Besides heat, VR1 is activated by other stimuli such as capsaicin and low pH. At the single-channel level, the activity evoked by these stimuli shares many common characteristics. With a low level of stimulus, the openings appear in brief bursts separated by long closures. As the level of stimulus increases, the long closures are shortened while the bursts become prolonged. Importantly, the closures that are evoked by one stimulus appear to be sensitive to another. For example, the long closures occurring at low capsaicin concentrations can be shortened and eventually eliminated by lowering extracellular pH (Ryu et al., 2003). It is also observed that capsaicin has a similar effect on heat activation (data not shown). Furthermore, a full reduction of the durations of the long closures does not seem to require a simultaneous application of multiple stimuli. Capsaicin alone, for example, suffices to shorten their durations at high concentrations to a virtually undetectable range, indicating no significant rate-limiting step along its activation pathway. These results strongly suggest that the closures that are sensitive to different stimuli arise from common mechanisms. It is evident that these stimuli probably do not act on the same site on the channel, since pH works only from the outside of the cell whereas capsaicin appears to bind the intracellular side (Jung et al., 1999). Therefore, different stimuli are likely to interact in an allosteric manner.

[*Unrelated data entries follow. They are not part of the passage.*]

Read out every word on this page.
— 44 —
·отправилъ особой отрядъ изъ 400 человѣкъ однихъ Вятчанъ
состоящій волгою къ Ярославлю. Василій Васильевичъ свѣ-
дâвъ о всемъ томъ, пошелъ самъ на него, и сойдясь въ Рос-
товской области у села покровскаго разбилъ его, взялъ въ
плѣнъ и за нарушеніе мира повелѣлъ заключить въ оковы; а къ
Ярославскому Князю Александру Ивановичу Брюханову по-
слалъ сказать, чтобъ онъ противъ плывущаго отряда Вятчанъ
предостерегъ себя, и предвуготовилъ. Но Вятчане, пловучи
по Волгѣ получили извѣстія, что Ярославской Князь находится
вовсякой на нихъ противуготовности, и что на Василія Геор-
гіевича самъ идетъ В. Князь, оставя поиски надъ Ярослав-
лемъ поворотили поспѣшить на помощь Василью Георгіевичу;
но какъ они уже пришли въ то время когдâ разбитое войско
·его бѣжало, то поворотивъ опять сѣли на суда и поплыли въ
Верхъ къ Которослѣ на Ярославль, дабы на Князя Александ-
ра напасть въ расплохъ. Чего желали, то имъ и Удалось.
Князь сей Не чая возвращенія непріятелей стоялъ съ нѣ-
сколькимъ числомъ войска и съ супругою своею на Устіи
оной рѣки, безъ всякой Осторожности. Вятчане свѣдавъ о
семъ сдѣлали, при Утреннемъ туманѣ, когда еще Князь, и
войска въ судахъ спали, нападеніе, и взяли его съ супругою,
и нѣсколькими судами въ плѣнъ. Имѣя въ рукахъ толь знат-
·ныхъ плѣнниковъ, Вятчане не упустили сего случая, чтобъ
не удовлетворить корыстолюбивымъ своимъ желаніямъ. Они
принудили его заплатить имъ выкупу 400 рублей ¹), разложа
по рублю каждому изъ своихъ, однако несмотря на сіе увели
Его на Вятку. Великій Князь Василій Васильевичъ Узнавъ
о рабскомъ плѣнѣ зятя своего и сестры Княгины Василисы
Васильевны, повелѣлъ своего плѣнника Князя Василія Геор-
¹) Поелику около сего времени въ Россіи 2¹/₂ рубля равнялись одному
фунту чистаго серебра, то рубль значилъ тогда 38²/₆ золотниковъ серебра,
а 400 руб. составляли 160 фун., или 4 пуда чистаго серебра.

The activity evoked by different stimuli also exhibits similar characteristics on the gating (conformational changes after ligand binding) of the channel. With capsaicin alone, there are about three closed and three open states that are invariant to capsaicin in their time constants and remain abundant in their populations even at saturating concentrations (Hui et al., 2003). These components are observed with pH-potentiated capsaicin activation too, though there is some complication on the elongation of one open state as well as less significant populations of short openings and long closures when high capsaicin and low pH are both applied (Ryu et al., 2003). The present study reveals again similar components involved in heat activation of the channel. Taken together, these results suggest that common gating machinery may be involved in the activation pathways induced by different stimuli.

On the other hand, there is also compelling evidence suggesting the divergence among different activation pathways. Mutations of some residues around the pore of the channel result in discriminative effects on the dose-responses of capsaicin and pH (Welch et al., 2000). Mutations in the region of TM6 abolish the capsaicin but not the pH response (Kuzhikandathil et al., 2001). As mentioned above, we also observed that very low pH prolongs channel openings, indicating that pH has additional effects besides activating the channel and potentiating capsaicin responses. Future work that combines single-channel analysis with this mutagenesis may help us understand, in more detail, the mechanistic nature of the activation pathways evoked by different stimuli and its molecular and structural basis.